Levando-se em conta esse paradigma, a Lei nº 9.253 de 1997[18] fez, certamente, ao ajustar o momento da disponibilização com o momento da apuração, assinalando que:
“Art. 1º Os lucros auferidos no exterior, por intermédio de filiais, sucursais, controladas ou coligadas serão adicionados ao lucro líquido, para determinação do lucro real correspondente ao balanço levantado no dia 31 de dezembro do ano-calendário em que tiverem sido disponibilizados para a pessoa jurídica domiciliada no Brasil.
§ 1º Para efeito do disposto neste artigo, os lucros serão considerados disponibilizados para a empresa no Brasil:
a) no caso de filial ou sucursal, na data do balanço no qual tiverem sido apurados;
b) no caso de controlada ou coligada, na data do pagamento ou do crédito em conta representativa de obrigação da empresa no exterior.c) na hipótese de contratação de operações de mútuo, se a mutuante, coligada ou controlada, possuir lucros ou reservas de lucros;d) na hipótese de adiantamento de recursos, efetuado pela coligada ou controlada, por conta de venda futura, cuja liquidação, pela remessa do bem ou serviço vendido, ocorra em prazo superior ao ciclo de produção do bem ou serviço.
§ 2º Para efeito do disposto na alínea "b" do parágrafo anterior, considera-se:
a) creditado o lucro, quando ocorrer a transferência do registro de seu valor para qualquer conta representativa de passivo exigível da controlada ou coligada domiciliada no exterior;b) pago o lucro, quando ocorrer:
1. o crédito do valor em conta bancária, em favor da controladora ou coligada no Brasil;
2. a entrega, a qualquer título, a representante da beneficiária;
3. a remessa, em favor da beneficiária, para o Brasil ou para qualquer outra praça;
4. o emprego do valor, em favor da beneficiária, em qualquer praça, inclusive no aumento de capital da controlada ou coligada, domiciliada no exterior”.

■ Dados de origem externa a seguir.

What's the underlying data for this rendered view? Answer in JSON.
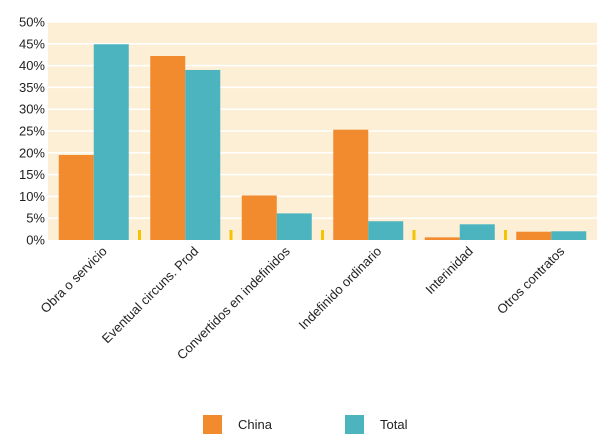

Os artigos retromencionados consideraram os lucros disponibilizados na data do balanço no qual foram tiverem sido apurados, combinando o momento da apuração com o momento da disponibilização.
Dessa forma verifica-se que a Lei confere limites à esta Instrução Normativa, principalmente, aos fatos geradores que identificam a disponibilização do lucro pela empresa no exterior.
Logo após, com o advento da Medida Provisória 2.158-35/2001, estipulou-se que o lucro auferido pela coligada ou controlada seria considerado como disponibilizado no Brasil na data do balanço no qual tivesse sido apurado, resultando, no entanto, segundo Taciana Alves[19] como: “extrapolação ao próprio conceito de universalidade, na medida em que, enquanto os rendimentos não forem disponibilizados para a sociedade brasileira, o Estado nacional acaba tributando renda de titularidade de empresas independentes (que não possuem conexão pessoal com o ordenamento nacional), não havendo, nessa hipótese, sequer a existência de uma conexão material da fonte (ainda não disponibilizada) com o ordenamento pátrio.
Por fim, urge mencionar que o princípio da universalidade enquanto fundamento do ornamento jurídico brasileiro, é o princípio capaz de gerar tributação aos fatos ocorridos no exterior, revelando-se, portanto, como ferramenta de efetivação do princípio da renda mundial.